ME/CFS and Long Covid charities/ organisations - International and National

[Hutan]

We have been keeping this list for patient charities - so, for organisations like Solve ME and AfME, that typically do not charge for advice.

I think of Bateman Horne Centre as more of a private clinic, although it does share information, provide free services to patients and raise awareness. I'm not sure, what do others think? Certainly there is overlap. We could perhaps have other lists for specialist ME/CFS clinics?

 

[Hutan]

https://paisalliantie.nl/ - not sure if it fits as I believe its mostly just a connecting grouo between the different dutch organization, and its not only ME/CFS or long covid. (I don't know anything about it but I saw it linked a few times in dutch communities)

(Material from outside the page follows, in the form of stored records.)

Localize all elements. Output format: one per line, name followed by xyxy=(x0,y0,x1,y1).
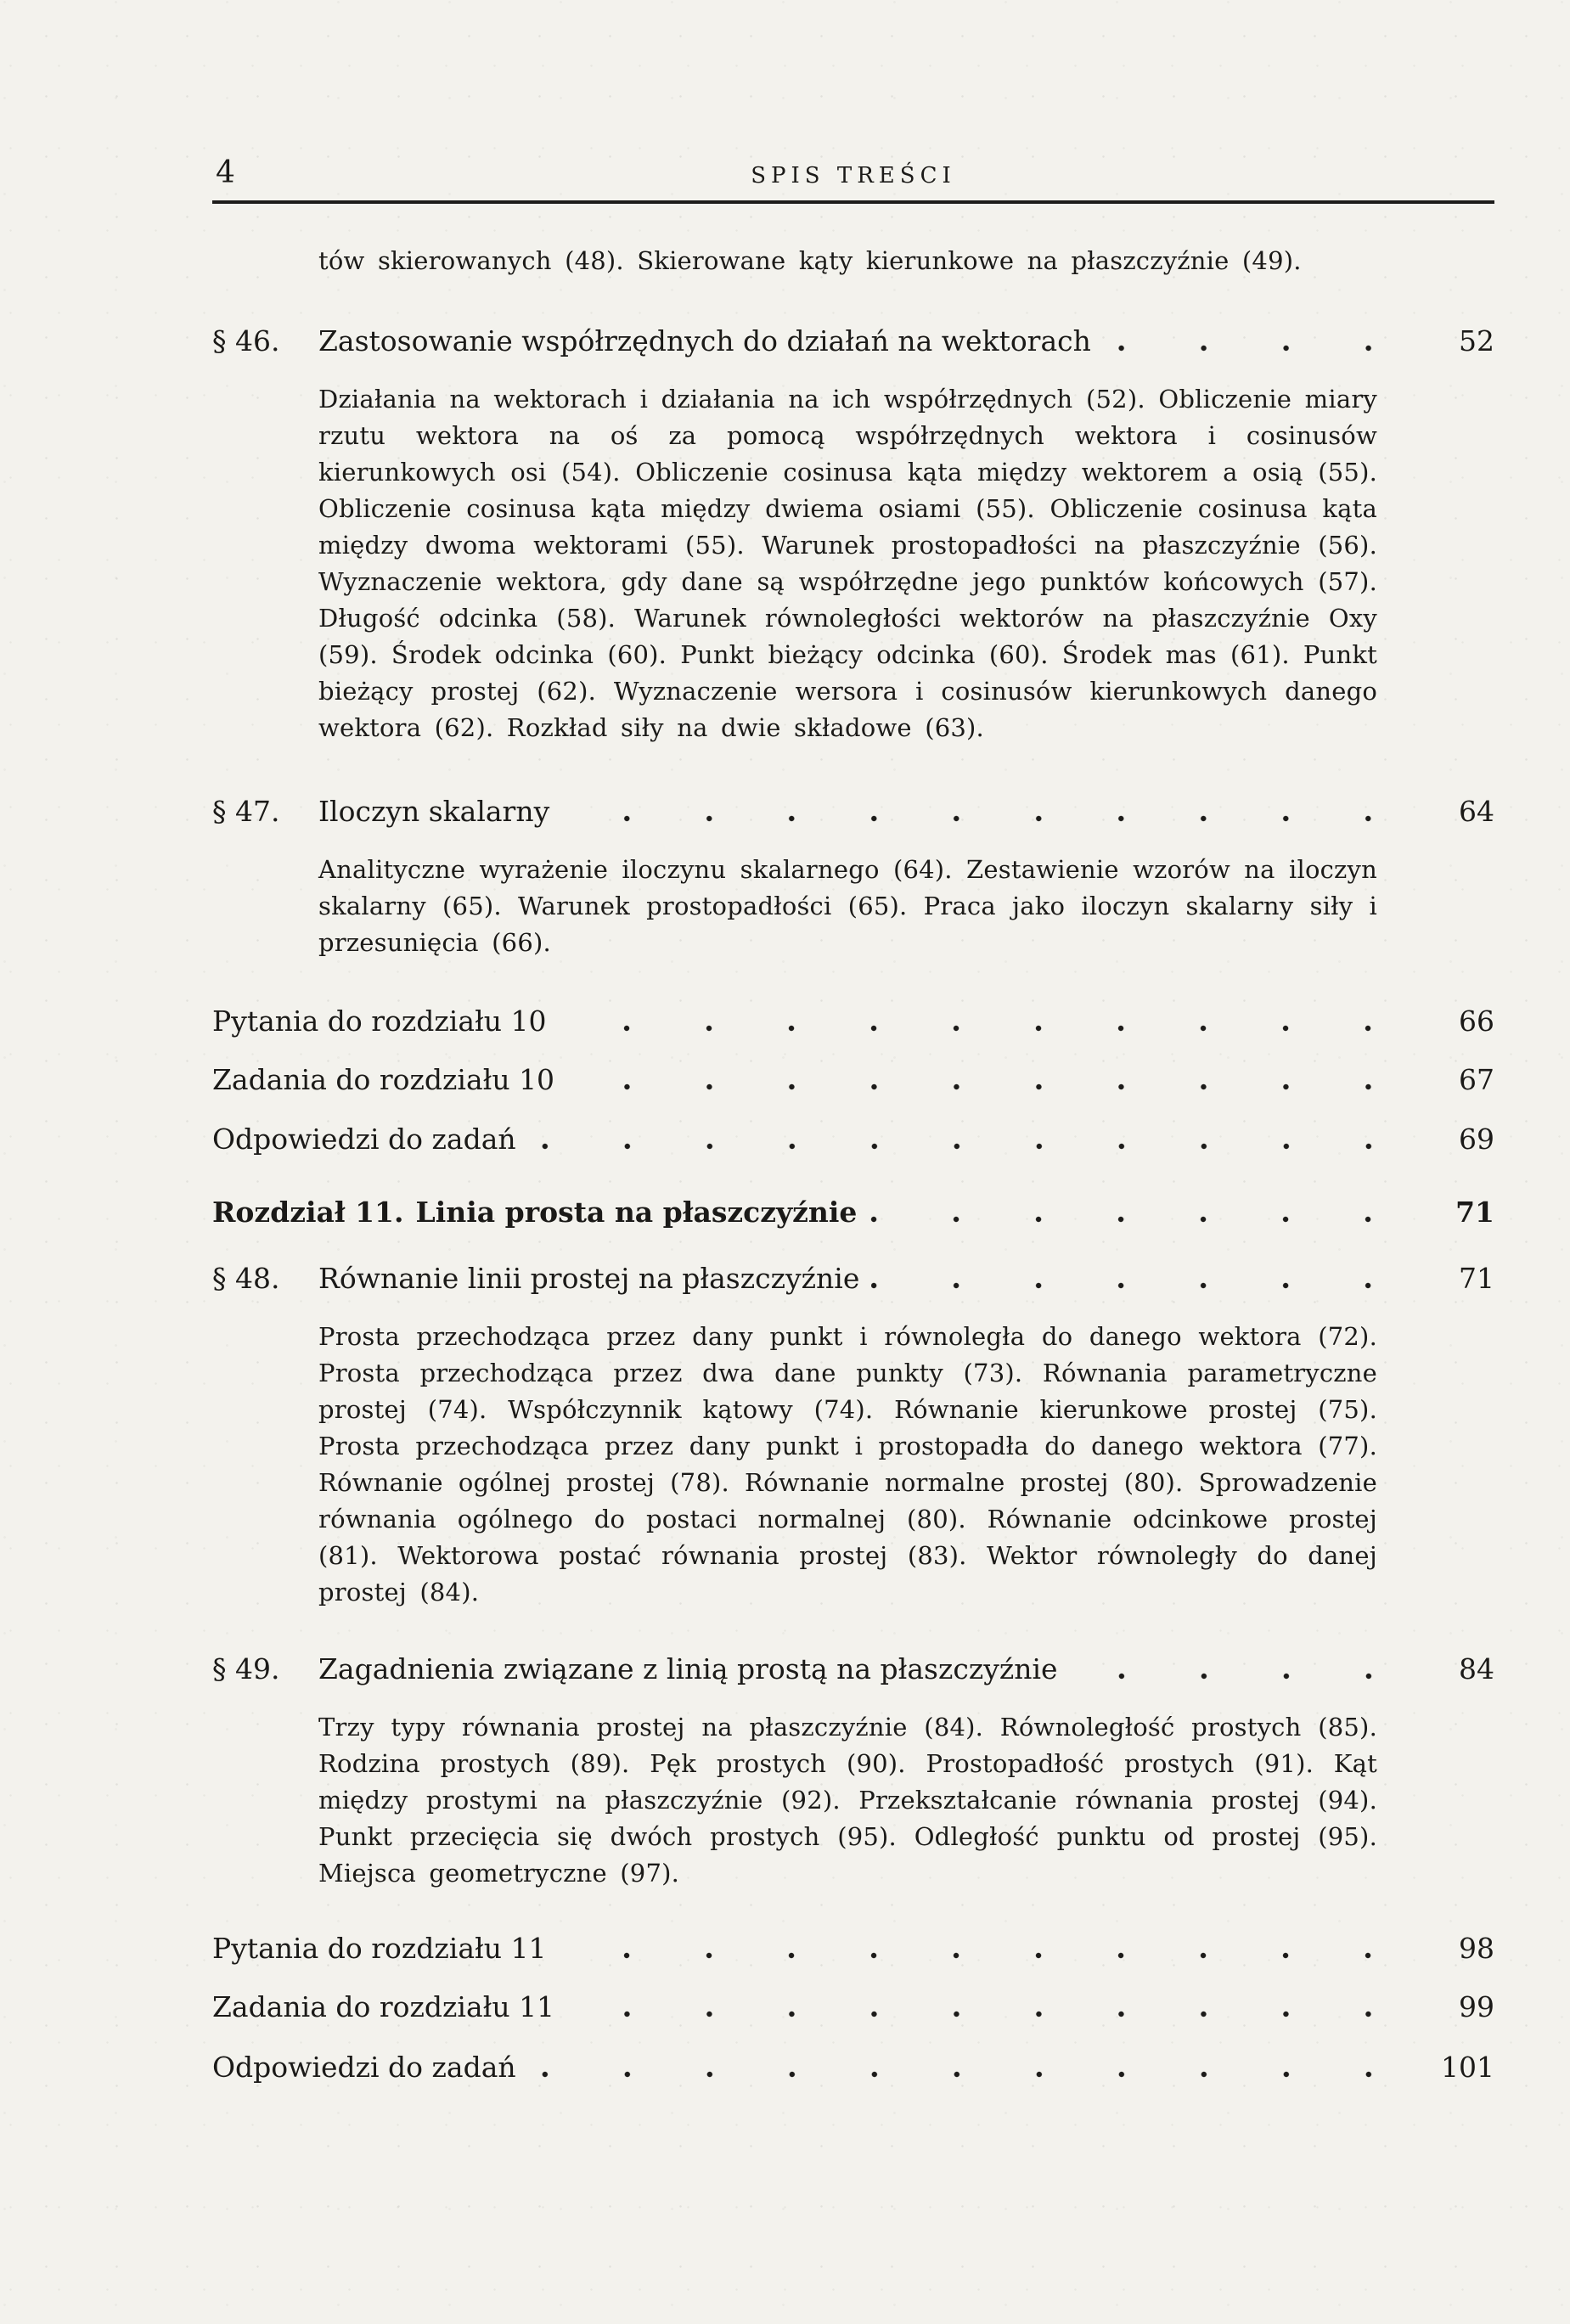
page-title: SPIS TREŚCI xyxy=(751,163,956,189)
page-header: 4 SPIS TREŚCI xyxy=(212,155,1494,199)
dot-leader xyxy=(566,1082,1410,1092)
page-number: 4 xyxy=(216,155,235,192)
toc-entry-questions-ch10: Pytania do rozdziału 10 66 xyxy=(212,1004,1494,1039)
section-title: Zastosowanie współrzędnych do działań na… xyxy=(318,324,1091,359)
dot-leader xyxy=(558,1950,1410,1961)
toc-entry-section-49: § 49. Zagadnienia związane z linią prost… xyxy=(212,1652,1494,1687)
entry-title: Pytania do rozdziału 10 xyxy=(212,1004,546,1039)
toc-entry-section-46: § 46. Zastosowanie współrzędnych do dzia… xyxy=(212,324,1494,359)
section-label: § 47. xyxy=(212,794,318,830)
toc-entry-section-46-description: Działania na wektorach i działania na ic… xyxy=(318,381,1377,746)
page-ref: 64 xyxy=(1423,794,1494,830)
section-label: § 46. xyxy=(212,324,318,359)
page-ref: 69 xyxy=(1423,1122,1494,1157)
toc-entry-answers-ch10: Odpowiedzi do zadań 69 xyxy=(212,1122,1494,1157)
section-title: Równanie linii prostej na płaszczyźnie xyxy=(318,1261,859,1297)
scanned-book-page: 4 SPIS TREŚCI tów skierowanych (48). Ski… xyxy=(0,0,1570,2324)
section-title: Zagadnienia związane z linią prostą na p… xyxy=(318,1652,1058,1687)
section-label: § 49. xyxy=(212,1652,318,1687)
page-ref: 52 xyxy=(1423,324,1494,359)
toc-entry-section-48: § 48. Równanie linii prostej na płaszczy… xyxy=(212,1261,1494,1297)
dot-leader xyxy=(869,1214,1410,1224)
page-ref: 71 xyxy=(1423,1261,1494,1297)
toc-entry-answers-ch11: Odpowiedzi do zadań 101 xyxy=(212,2050,1494,2085)
page-ref: 84 xyxy=(1423,1652,1494,1687)
dot-leader xyxy=(566,2009,1410,2019)
entry-title: Zadania do rozdziału 10 xyxy=(212,1062,554,1098)
toc-entry-questions-ch11: Pytania do rozdziału 11 98 xyxy=(212,1931,1494,1967)
chapter-label: Rozdział 11. xyxy=(212,1195,404,1230)
toc-entry-section-47-description: Analityczne wyrażenie iloczynu skalarneg… xyxy=(318,852,1377,961)
dot-leader xyxy=(528,1141,1410,1151)
page-ref: 99 xyxy=(1423,1989,1494,2025)
page-ref: 71 xyxy=(1423,1195,1494,1230)
entry-title: Pytania do rozdziału 11 xyxy=(212,1931,546,1967)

That's another one I'm not sure about, in this case because I don't know it. Does it have enough of a focus on ME/CFS and Long Covid? There are lots of charities for disabled people for example, but if we include them, our list will be very long and not very specific.

Can some of our Dutch members tell us more about this organisation?

 

[Jonathan Edwards]

I'm not sure, what do others think?

I agree. I think Bateman Horne is a commercial clinic. It also trains doctors and does some research but if you include commercial clinics the list becomes very different.

 

[Alinda]

Does it have enough of a focus on ME/CFS and Long Covid

It focuses on ME/CFS, long covid, q-fever fatigue syndrome (I believe this is often ME/CFS?), chronic lyme and other tick related chronic problems, post sepsis syndrome and post legionella syndrome.

Seems like all of these are ME/CFS or have a lot of overlap with ME/CFS.

But I don't think you can consider this a patient organization in itself.